Quant au plan Freeland de 100 milliards $, il faudra voir s’il accorde une juste part aux secteurs économiques importants du Québec. Par exemple, si Ottawa choisit d’aider les grands constructeurs automobiles de l’Ontario pour soutenir leur conversion à la voiture électrique – il a déjà annoncé un montant de 300 millions $ alloué à Ford – nous sommes en droit de demander l’équivalent pour le secteur de l’aérospatiale, le transport lourd électrifié ou l’économie de nos régions. Malheureusement, ceci n’a rien d’automatique, le Québec se trouvant de plus en plus marginalisé au sein de la fédération. Il sera aussi intéressant de constater dans quelle mesure Ottawa compte soutenir la filière de l’hydrogène généré à partir des sables bitumineux de l’Alberta, un secteur polluant présenté comme bon pour l’environnement. Enfin, il faudra redoubler de vigilance pour s’assurer que l’argent ne serve pas les intérêts particuliers des amis du parti.

Comme le rappelle le Directeur parlementaire du budget, la marge de manœuvre financière est à Ottawa. Pas à Québec et dans les autres provinces. En général, Ottawa s’intéresse très peu au développement de l’économie du Québec et nous payons le prix de cette indifférence. Autrement dit, le voisin s’apprête à accroître notre endettement pour stimuler l’économie selon ses priorités. Reste à voir dans quelle mesure cela correspond à nos priorités.

 

La dette fédérale

L’élément de ce débat qui suscite beaucoup d’inquiétude est la gestion de la dette fédérale. En situation minoritaire, le gouvernement de Justin Trudeau n’a pas hésité à multiplier les programmes de soutien aux revenus. Si une troisième vague peut être évitée, tout porte à croire que le Premier ministre déclenchera des élections, pariant que son plan de relance de 100 milliards $ lui permettra d’obtenir une majorité à la Chambre des communes.

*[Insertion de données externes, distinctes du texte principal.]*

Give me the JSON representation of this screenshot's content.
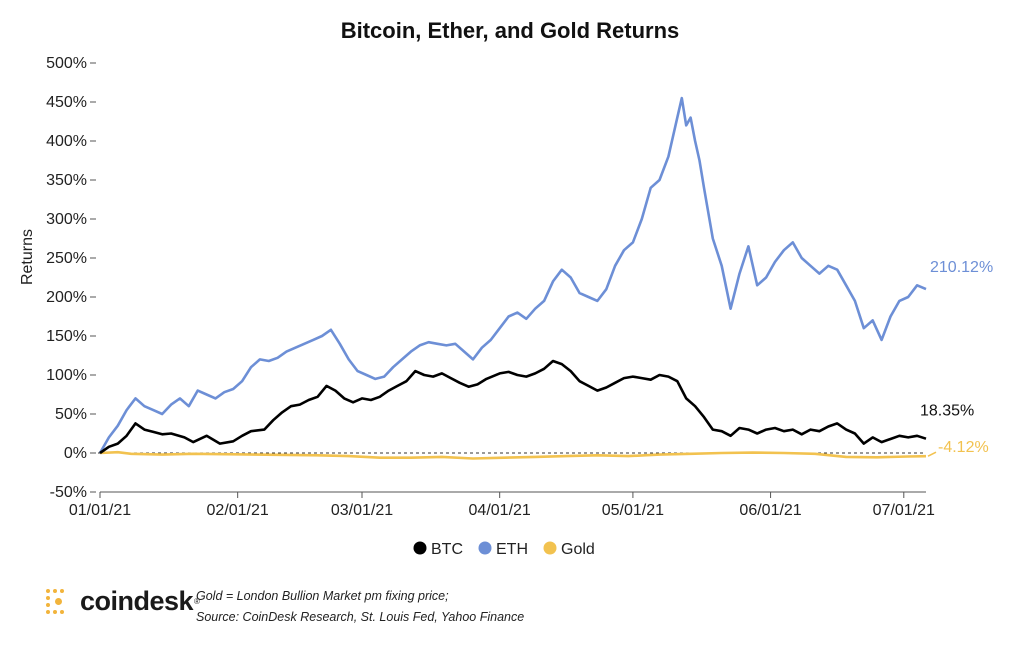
{
  "chart_data": {
    "type": "line",
    "title": "Bitcoin, Ether, and Gold Returns",
    "ylabel": "Returns",
    "xlabel": "",
    "ylim": [
      -50,
      500
    ],
    "yticks": [
      -50,
      0,
      50,
      100,
      150,
      200,
      250,
      300,
      350,
      400,
      450,
      500
    ],
    "ytick_labels": [
      "-50%",
      "0%",
      "50%",
      "100%",
      "150%",
      "200%",
      "250%",
      "300%",
      "350%",
      "400%",
      "450%",
      "500%"
    ],
    "xlim": [
      "2021-01-01",
      "2021-07-06"
    ],
    "xticks": [
      "2021-01-01",
      "2021-02-01",
      "2021-03-01",
      "2021-04-01",
      "2021-05-01",
      "2021-06-01",
      "2021-07-01"
    ],
    "xtick_labels": [
      "01/01/21",
      "02/01/21",
      "03/01/21",
      "04/01/21",
      "05/01/21",
      "06/01/21",
      "07/01/21"
    ],
    "zero_line": "dashed",
    "legend_position": "bottom",
    "series": [
      {
        "name": "BTC",
        "color": "#000000",
        "end_label": "18.35%",
        "points": [
          [
            "2021-01-01",
            0
          ],
          [
            "2021-01-03",
            8
          ],
          [
            "2021-01-05",
            12
          ],
          [
            "2021-01-07",
            22
          ],
          [
            "2021-01-09",
            38
          ],
          [
            "2021-01-11",
            30
          ],
          [
            "2021-01-13",
            27
          ],
          [
            "2021-01-15",
            24
          ],
          [
            "2021-01-17",
            25
          ],
          [
            "2021-01-20",
            20
          ],
          [
            "2021-01-22",
            14
          ],
          [
            "2021-01-25",
            22
          ],
          [
            "2021-01-28",
            12
          ],
          [
            "2021-01-31",
            15
          ],
          [
            "2021-02-02",
            22
          ],
          [
            "2021-02-04",
            28
          ],
          [
            "2021-02-07",
            30
          ],
          [
            "2021-02-09",
            42
          ],
          [
            "2021-02-11",
            52
          ],
          [
            "2021-02-13",
            60
          ],
          [
            "2021-02-15",
            62
          ],
          [
            "2021-02-17",
            68
          ],
          [
            "2021-02-19",
            72
          ],
          [
            "2021-02-21",
            86
          ],
          [
            "2021-02-23",
            80
          ],
          [
            "2021-02-25",
            70
          ],
          [
            "2021-02-27",
            65
          ],
          [
            "2021-03-01",
            70
          ],
          [
            "2021-03-03",
            68
          ],
          [
            "2021-03-05",
            72
          ],
          [
            "2021-03-07",
            80
          ],
          [
            "2021-03-09",
            86
          ],
          [
            "2021-03-11",
            92
          ],
          [
            "2021-03-13",
            105
          ],
          [
            "2021-03-15",
            100
          ],
          [
            "2021-03-17",
            98
          ],
          [
            "2021-03-19",
            102
          ],
          [
            "2021-03-21",
            96
          ],
          [
            "2021-03-23",
            90
          ],
          [
            "2021-03-25",
            85
          ],
          [
            "2021-03-27",
            88
          ],
          [
            "2021-03-29",
            95
          ],
          [
            "2021-04-01",
            102
          ],
          [
            "2021-04-03",
            104
          ],
          [
            "2021-04-05",
            100
          ],
          [
            "2021-04-07",
            98
          ],
          [
            "2021-04-09",
            102
          ],
          [
            "2021-04-11",
            108
          ],
          [
            "2021-04-13",
            118
          ],
          [
            "2021-04-15",
            114
          ],
          [
            "2021-04-17",
            105
          ],
          [
            "2021-04-19",
            92
          ],
          [
            "2021-04-21",
            86
          ],
          [
            "2021-04-23",
            80
          ],
          [
            "2021-04-25",
            84
          ],
          [
            "2021-04-27",
            90
          ],
          [
            "2021-04-29",
            96
          ],
          [
            "2021-05-01",
            98
          ],
          [
            "2021-05-03",
            96
          ],
          [
            "2021-05-05",
            94
          ],
          [
            "2021-05-07",
            100
          ],
          [
            "2021-05-09",
            98
          ],
          [
            "2021-05-11",
            92
          ],
          [
            "2021-05-13",
            70
          ],
          [
            "2021-05-15",
            60
          ],
          [
            "2021-05-17",
            46
          ],
          [
            "2021-05-19",
            30
          ],
          [
            "2021-05-21",
            28
          ],
          [
            "2021-05-23",
            22
          ],
          [
            "2021-05-25",
            32
          ],
          [
            "2021-05-27",
            30
          ],
          [
            "2021-05-29",
            25
          ],
          [
            "2021-05-31",
            30
          ],
          [
            "2021-06-02",
            32
          ],
          [
            "2021-06-04",
            28
          ],
          [
            "2021-06-06",
            30
          ],
          [
            "2021-06-08",
            24
          ],
          [
            "2021-06-10",
            30
          ],
          [
            "2021-06-12",
            28
          ],
          [
            "2021-06-14",
            34
          ],
          [
            "2021-06-16",
            38
          ],
          [
            "2021-06-18",
            30
          ],
          [
            "2021-06-20",
            25
          ],
          [
            "2021-06-22",
            12
          ],
          [
            "2021-06-24",
            20
          ],
          [
            "2021-06-26",
            14
          ],
          [
            "2021-06-28",
            18
          ],
          [
            "2021-06-30",
            22
          ],
          [
            "2021-07-02",
            20
          ],
          [
            "2021-07-04",
            22
          ],
          [
            "2021-07-06",
            18.35
          ]
        ]
      },
      {
        "name": "ETH",
        "color": "#6d8fd6",
        "end_label": "210.12%",
        "points": [
          [
            "2021-01-01",
            0
          ],
          [
            "2021-01-03",
            20
          ],
          [
            "2021-01-05",
            35
          ],
          [
            "2021-01-07",
            55
          ],
          [
            "2021-01-09",
            70
          ],
          [
            "2021-01-11",
            60
          ],
          [
            "2021-01-13",
            55
          ],
          [
            "2021-01-15",
            50
          ],
          [
            "2021-01-17",
            62
          ],
          [
            "2021-01-19",
            70
          ],
          [
            "2021-01-21",
            60
          ],
          [
            "2021-01-23",
            80
          ],
          [
            "2021-01-25",
            75
          ],
          [
            "2021-01-27",
            70
          ],
          [
            "2021-01-29",
            78
          ],
          [
            "2021-01-31",
            82
          ],
          [
            "2021-02-02",
            92
          ],
          [
            "2021-02-04",
            110
          ],
          [
            "2021-02-06",
            120
          ],
          [
            "2021-02-08",
            118
          ],
          [
            "2021-02-10",
            122
          ],
          [
            "2021-02-12",
            130
          ],
          [
            "2021-02-14",
            135
          ],
          [
            "2021-02-16",
            140
          ],
          [
            "2021-02-18",
            145
          ],
          [
            "2021-02-20",
            150
          ],
          [
            "2021-02-22",
            158
          ],
          [
            "2021-02-24",
            140
          ],
          [
            "2021-02-26",
            120
          ],
          [
            "2021-02-28",
            105
          ],
          [
            "2021-03-02",
            100
          ],
          [
            "2021-03-04",
            95
          ],
          [
            "2021-03-06",
            98
          ],
          [
            "2021-03-08",
            110
          ],
          [
            "2021-03-10",
            120
          ],
          [
            "2021-03-12",
            130
          ],
          [
            "2021-03-14",
            138
          ],
          [
            "2021-03-16",
            142
          ],
          [
            "2021-03-18",
            140
          ],
          [
            "2021-03-20",
            138
          ],
          [
            "2021-03-22",
            140
          ],
          [
            "2021-03-24",
            130
          ],
          [
            "2021-03-26",
            120
          ],
          [
            "2021-03-28",
            135
          ],
          [
            "2021-03-30",
            145
          ],
          [
            "2021-04-01",
            160
          ],
          [
            "2021-04-03",
            175
          ],
          [
            "2021-04-05",
            180
          ],
          [
            "2021-04-07",
            172
          ],
          [
            "2021-04-09",
            185
          ],
          [
            "2021-04-11",
            195
          ],
          [
            "2021-04-13",
            220
          ],
          [
            "2021-04-15",
            235
          ],
          [
            "2021-04-17",
            225
          ],
          [
            "2021-04-19",
            205
          ],
          [
            "2021-04-21",
            200
          ],
          [
            "2021-04-23",
            195
          ],
          [
            "2021-04-25",
            210
          ],
          [
            "2021-04-27",
            240
          ],
          [
            "2021-04-29",
            260
          ],
          [
            "2021-05-01",
            270
          ],
          [
            "2021-05-03",
            300
          ],
          [
            "2021-05-05",
            340
          ],
          [
            "2021-05-07",
            350
          ],
          [
            "2021-05-09",
            380
          ],
          [
            "2021-05-11",
            430
          ],
          [
            "2021-05-12",
            455
          ],
          [
            "2021-05-13",
            420
          ],
          [
            "2021-05-14",
            430
          ],
          [
            "2021-05-15",
            400
          ],
          [
            "2021-05-16",
            375
          ],
          [
            "2021-05-17",
            340
          ],
          [
            "2021-05-19",
            275
          ],
          [
            "2021-05-21",
            240
          ],
          [
            "2021-05-23",
            185
          ],
          [
            "2021-05-25",
            230
          ],
          [
            "2021-05-27",
            265
          ],
          [
            "2021-05-29",
            215
          ],
          [
            "2021-05-31",
            225
          ],
          [
            "2021-06-02",
            245
          ],
          [
            "2021-06-04",
            260
          ],
          [
            "2021-06-06",
            270
          ],
          [
            "2021-06-08",
            250
          ],
          [
            "2021-06-10",
            240
          ],
          [
            "2021-06-12",
            230
          ],
          [
            "2021-06-14",
            240
          ],
          [
            "2021-06-16",
            235
          ],
          [
            "2021-06-18",
            215
          ],
          [
            "2021-06-20",
            195
          ],
          [
            "2021-06-22",
            160
          ],
          [
            "2021-06-24",
            170
          ],
          [
            "2021-06-26",
            145
          ],
          [
            "2021-06-28",
            175
          ],
          [
            "2021-06-30",
            195
          ],
          [
            "2021-07-02",
            200
          ],
          [
            "2021-07-04",
            215
          ],
          [
            "2021-07-06",
            210.12
          ]
        ]
      },
      {
        "name": "Gold",
        "color": "#f2c24f",
        "end_label": "-4.12%",
        "points": [
          [
            "2021-01-01",
            0
          ],
          [
            "2021-01-05",
            1
          ],
          [
            "2021-01-08",
            -1
          ],
          [
            "2021-01-15",
            -2
          ],
          [
            "2021-01-22",
            -1
          ],
          [
            "2021-01-29",
            -1.5
          ],
          [
            "2021-02-05",
            -2
          ],
          [
            "2021-02-12",
            -2.5
          ],
          [
            "2021-02-19",
            -3
          ],
          [
            "2021-02-26",
            -4
          ],
          [
            "2021-03-05",
            -6
          ],
          [
            "2021-03-12",
            -6
          ],
          [
            "2021-03-19",
            -5
          ],
          [
            "2021-03-26",
            -7
          ],
          [
            "2021-04-02",
            -6
          ],
          [
            "2021-04-09",
            -5
          ],
          [
            "2021-04-16",
            -4
          ],
          [
            "2021-04-23",
            -3
          ],
          [
            "2021-04-30",
            -4
          ],
          [
            "2021-05-07",
            -2
          ],
          [
            "2021-05-14",
            -1
          ],
          [
            "2021-05-21",
            0
          ],
          [
            "2021-05-28",
            0.5
          ],
          [
            "2021-06-04",
            0
          ],
          [
            "2021-06-11",
            -1
          ],
          [
            "2021-06-18",
            -5
          ],
          [
            "2021-06-25",
            -5.5
          ],
          [
            "2021-07-02",
            -4.5
          ],
          [
            "2021-07-06",
            -4.12
          ]
        ]
      }
    ]
  },
  "footer": {
    "brand": "coindesk",
    "brand_mark": "®",
    "note_line1": "Gold = London Bullion Market pm fixing price;",
    "note_line2": "Source: CoinDesk Research, St. Louis Fed, Yahoo Finance",
    "brand_color": "#f2b43c"
  }
}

Tout cela mène à un endettement record. Que fera un gouvernement majoritaire, libéral ou conservateur, une fois la pandémie sous contrôle et l’argent du plan de relance dépensé ? Rien ne nous assure qu’il poursuivra l’approche des pro-interventions. Nous savons à quel point Ottawa est à l’écoute de Bay Street. En situation majoritaire, le gouvernement aurait beau jeu de rééquilibrer son budget en coupant là où c’est le plus facile, c’est-à-dire dans les transferts aux provinces.

On connaît ce scénario. Cela fait 25 ans qu’on joue dans ce film. Au lendemain du référendum de 1995, Ottawa a choisi d’équilibrer ses finances en coupant dans les transferts aux provinces. Il s’en est suivi des programmes de compressions et d’austérité dans toutes les provinces durant un quart de siècle. On peine à s’en remettre et cela pourrait recommencer.

La meilleure assurance pour se prémunir de ce risque est de renvoyer un gouvernement minoritaire à Ottawa. Le Québec étant de plus en plus marginalisé dans la fédération, il n’a plus le poids politique nécessaire pour choisir la couleur du gouvernement. Cependant, il a toutefois toujours le poids requis pour déterminer s’il sera majoritaire ou minoritaire.